Source: Case Western Reserve University

Kraus commented, “This successful first-ever imaging to reach atomic-level detail of a brain-derived prion opens the door for similar solving of other prion structures.” The study also obtained lower resolution images of another distinct prion strain that revealed structural differences between the two strains. “Comparison to another prion strain (aRML) revealed major differences in fibril morphology but, like 263K, an asymmetric fibril cross-section without paired protofilaments,” the team continued. “These findings provide structural insights into prion propagation, strains, species barriers, and membrane pathogenesis. This structure also helps frame considerations of factors influencing the relative transmissibility of other pathologic amyloids.”
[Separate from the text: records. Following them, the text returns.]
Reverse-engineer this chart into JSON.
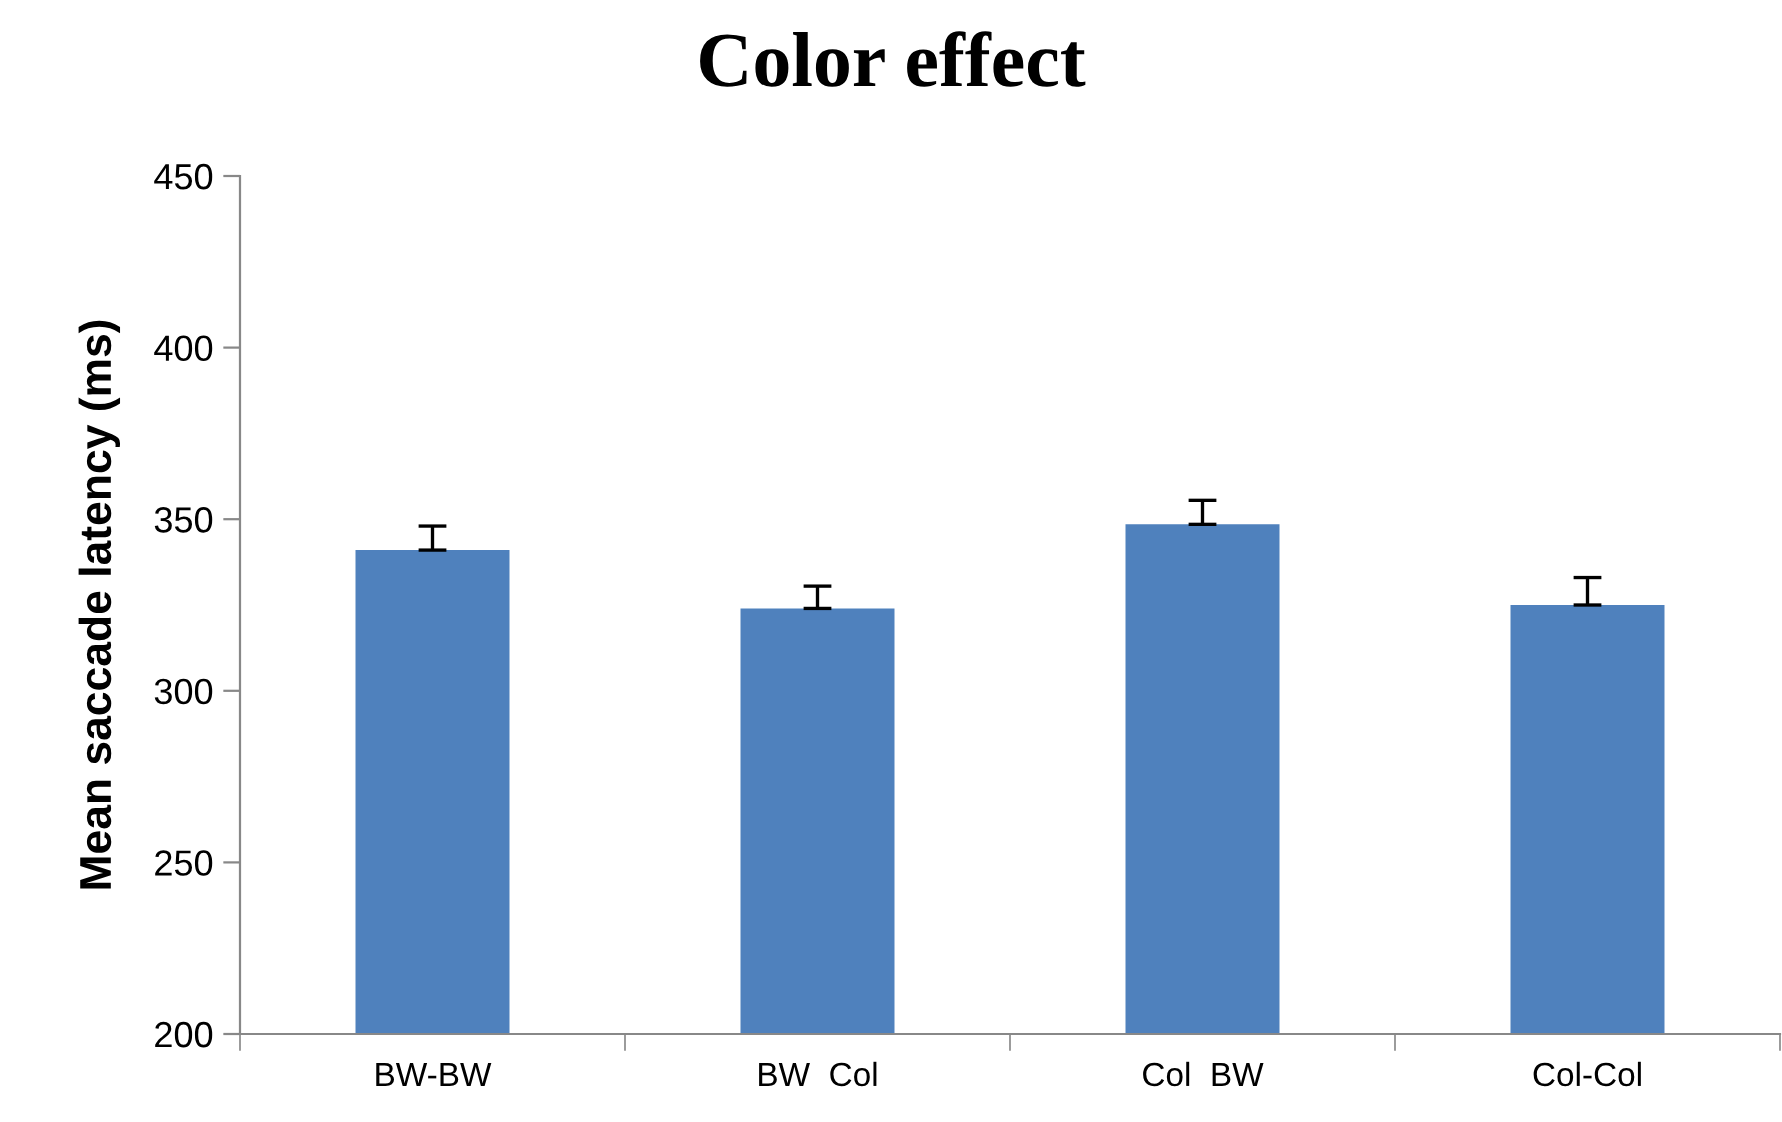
{
  "chart_data": {
    "type": "bar",
    "title": "Color effect",
    "ylabel": "Mean saccade latency (ms)",
    "categories": [
      "BW-BW",
      "BW  Col",
      "Col  BW",
      "Col-Col"
    ],
    "values": [
      341,
      324,
      348.5,
      325
    ],
    "errors": [
      [
        341,
        348
      ],
      [
        324,
        330.5
      ],
      [
        348.5,
        355.5
      ],
      [
        325,
        333
      ]
    ],
    "color": "#4f81bd",
    "ylim": [
      200,
      450
    ],
    "yticks": [
      200,
      250,
      300,
      350,
      400,
      450
    ],
    "grid": false
  }
}
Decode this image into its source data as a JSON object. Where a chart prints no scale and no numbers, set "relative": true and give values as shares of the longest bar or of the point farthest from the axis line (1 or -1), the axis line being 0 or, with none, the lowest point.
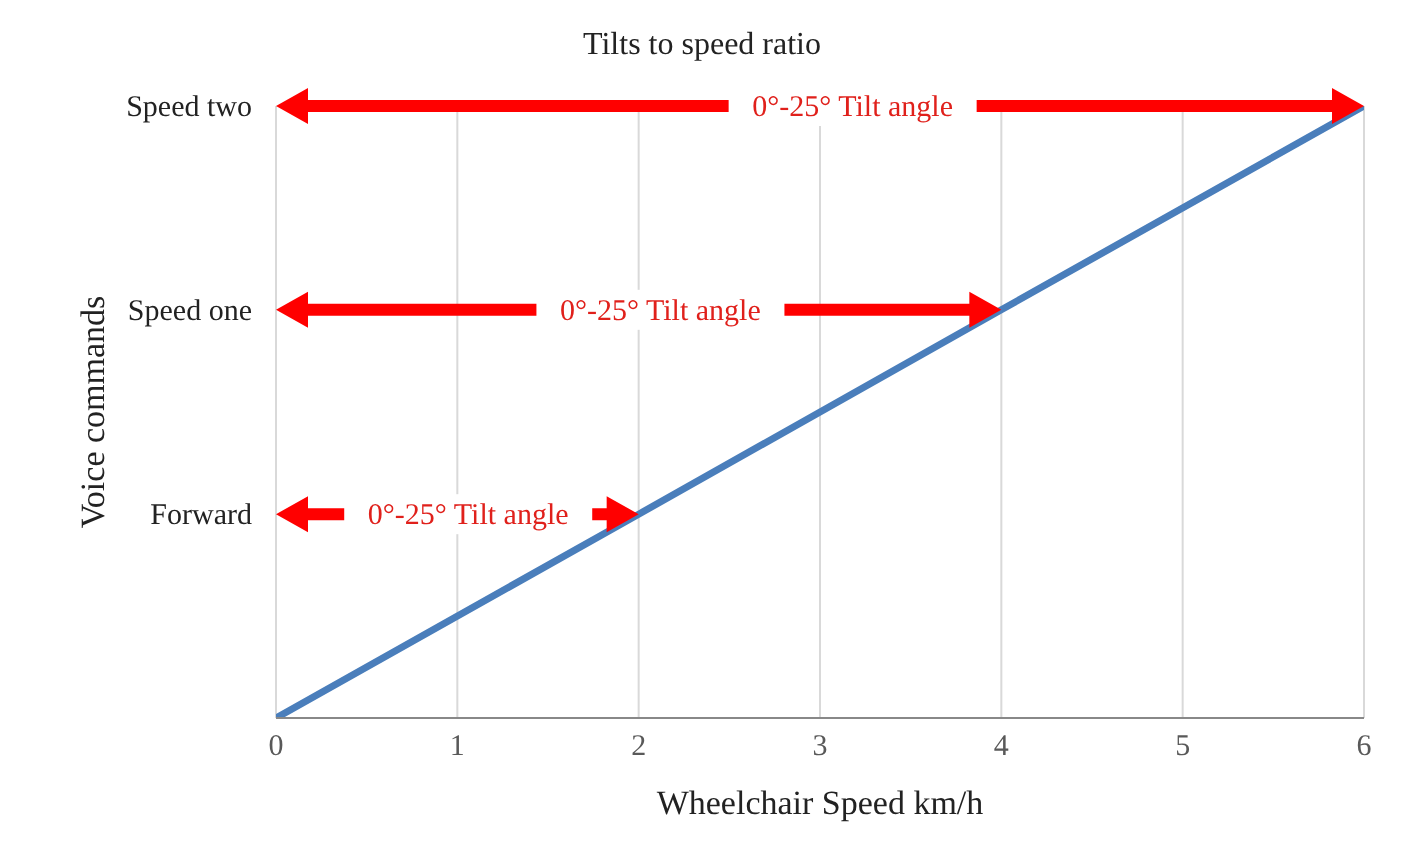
{
  "chart_data": {
    "type": "line",
    "title": "Tilts to speed ratio",
    "xlabel": "Wheelchair Speed km/h",
    "ylabel": "Voice commands",
    "x": [
      0,
      2,
      4,
      6
    ],
    "series": [
      {
        "color": "#4a7ebb",
        "values": [
          0,
          0.333,
          0.667,
          1
        ]
      }
    ],
    "relative": true,
    "xlim": [
      0,
      6
    ],
    "xticks": [
      0,
      1,
      2,
      3,
      4,
      5,
      6
    ],
    "grid": "x",
    "legend": false,
    "marker": "none",
    "line_style": "solid",
    "annotations": [
      "Forward",
      "0°-25° Tilt angle",
      "Speed one",
      "0°-25° Tilt angle",
      "Speed two",
      "0°-25° Tilt angle"
    ]
  }
}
“It’s thought that there are many variations in prion structures as they relate to different diseases,” said Kraus. “Higher-resolution images provide clarity to many aspects of the cause and progression of these infectious diseases that are uniquely caused in nature by proteins—not viruses or bacteria.”

The authors concluded, “With respect to proteopathic aggregates generally, comparisons of our infectious prion amyloid structure to those of non-infectious synthetic PrP amyloids illustrate the dramatic extent to which differences in core structure can determine relative infectivity.” They say that although both fully infectious and non-infectious PrP amyloids can be propagated indefinitely through seeded polymerization in vitro, they can differ greatly in infectivity per unit protein when inoculated in vivo. “Such distinctions will be critical in assessing biohazards that may be posed by the many disease-associated self-seeded protein aggregates that are not composed of PrP.”

Co-authors of the research were Forrest Hoyt, Cindi L. Schwartz, and Bryan Hansen of NIH’s Rocky Mountain Laboratories (RML) Research Technologies Branch, and Efrosini Artikis, Andrew G. Hughson, Gregory J. Raymond, Brent Race, Gerald S. Baron, and Caughey of RML’s Laboratory of Persistent Viral Diseases—both at the NIH’s National Institute of Allergy and Infectious Diseases in Hamilton, MT.